Back before Smokey and the Bandit and that whole Loni Anderson thing, Burt Reynolds was a serious actor for about five minutes in a row, but he always had trouble taking himself seriously, and therefore so did we. Deliverance showed what he was capable of ' a man's man who could rustle up some grub with a bow and arrow. But by 1974's The Longest Yard, Reynolds had already incorporated into his acting a sometimes invisible, sometimes all-too-visible wink at the audience. He was built to play a heavy ' those beady eyes, that love-'em-and-leave-'em body. But he didn't want to play the heavy. He wanted to play the laid-back stud who can't help but laugh at his own laid-back studliness. Exit Deliverance, enter Dom Deluise.
Reynolds didn't seem like he was trying very hard in The Longest Yard, a prison comedy about a football game between the guards and inmates at a Florida state penitentiary. But seeming like you're not trying very hard can sometimes be the result of a great deal of effort. And there's no denying that Reynolds carried the movie all the way to the goal line. He'd been a halfback at Florida State, so he looked the part of a former NFL quarterback who's been caught shaving points. And the cockiness ' or, if you prefer, the sexual charisma ' that seemed built into the very way he walked stood him in good stead as he limned a character who nearly gets the shit-eating grin wiped off his face. As an actor, he knew how to take a licking and keep on ticking.
It's hard to imagine Adam Sandler posing in the nude for Cosmo, even harder to imagine Cosmo asking him to, but slipping his feet into Reynolds' old cleats in Peter Segal's remake of The Longest Yard must have struck somebody as within the realm of possibility. For here he is, exhibiting considerably less heft than Reynolds, who didn't exactly put Marlon Brando out of work. Like Reynolds, Sandler has an amiable vibe that can be mistaken for laziness. What he doesn't have is any sexual charisma. When his character, Paul "Wrecking" Crewe, is described, in the movie's first scene, as the "boy toy" of a high-powered something or other played by Courteney Cox, you have to wonder whether she's been getting her money's worth.

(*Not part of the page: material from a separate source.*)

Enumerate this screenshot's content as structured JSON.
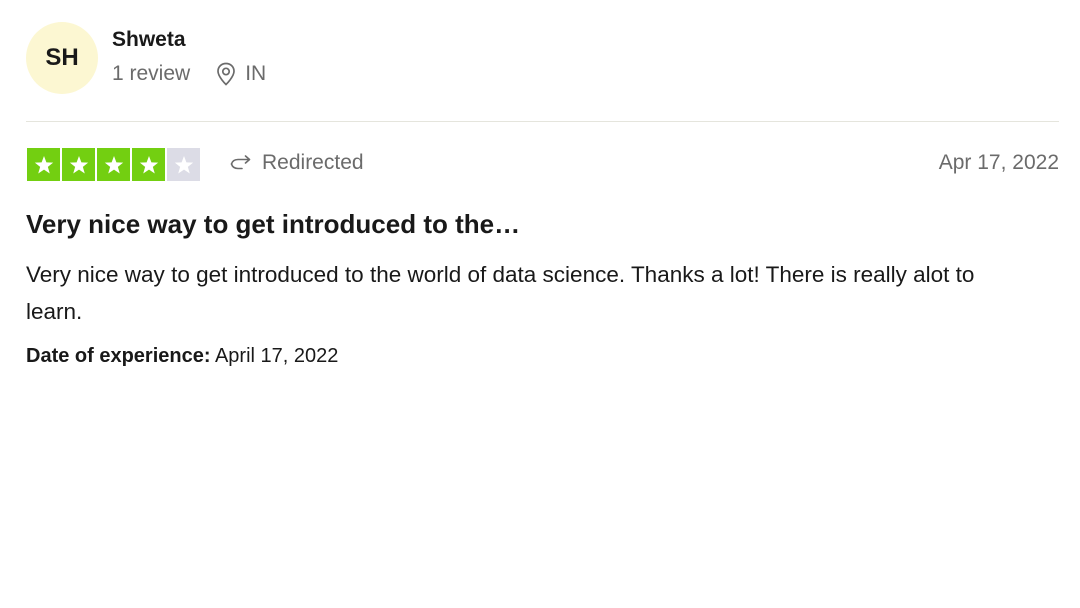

You also have to wonder whether Crewe would last five minutes in prison or, for that matter, a football game. Luckily, the movie's large cast takes over when Crewe arrives at a Texas state penitentiary manned by guards who look like they start each day by jamming hypodermic needles in their butts. (Where's Jose Canseco when you need him?) Like the original, The Longest Yard is drenched in machismo, sending a goon-platoon of testosterone-addled monsters our direction. Also like the original, it sends up the whole idea of machismo, undercutting the thick-necked dummies every step of the way. My personal favorite: the 800-pound gorilla who, in the sweetest little voice you ever heard, says to Crewe, "Will you teach me to football?"
He certainly will. Whereas Reynolds, in the original, had to be convinced to care about anybody other than himself, Sandler treats his charges like the children he's never had. And Cool Hand Luke turns into The Bad News Bears. Robert Aldrich, who directed the 1974 version, must have enjoyed letting the air out of his own tires, having inflated 1968's The Dirty Dozen to blockbuster status. But he wasn't just joking around with The Longest Yard. It was meant as a thinly veiled critique of the Nixon administration, which had strong-armed its opponents while preaching law and order. "He's Nixon!" Aldrich said at the time about Eddie Albert, who, in a delightful performance that was both menacing and ingratiating, played the prison's football-crazy warden.
James Cromwell wields the power in the new version, and although he's quite capable of hitting both notes, the script settles for menacing. Likewise, it settles for broad comedy over more specific satire. There may be something to the fact that Cromwell's warden is planning to run for governor in what we now think of as Bush country, but if so, the movie doesn't follow up on it. Instead, it just kind of moseys down the field, content to score the occasional field goal. Chris Rock's around as a guy who wouldn't last five seconds in prison or, for that matter, a comedy club. And Burt Reynolds, his face stiff with age and attempts to defy age, shows up as a lifer who knows a few things about football. Is he still winking at us? It's hard to tell.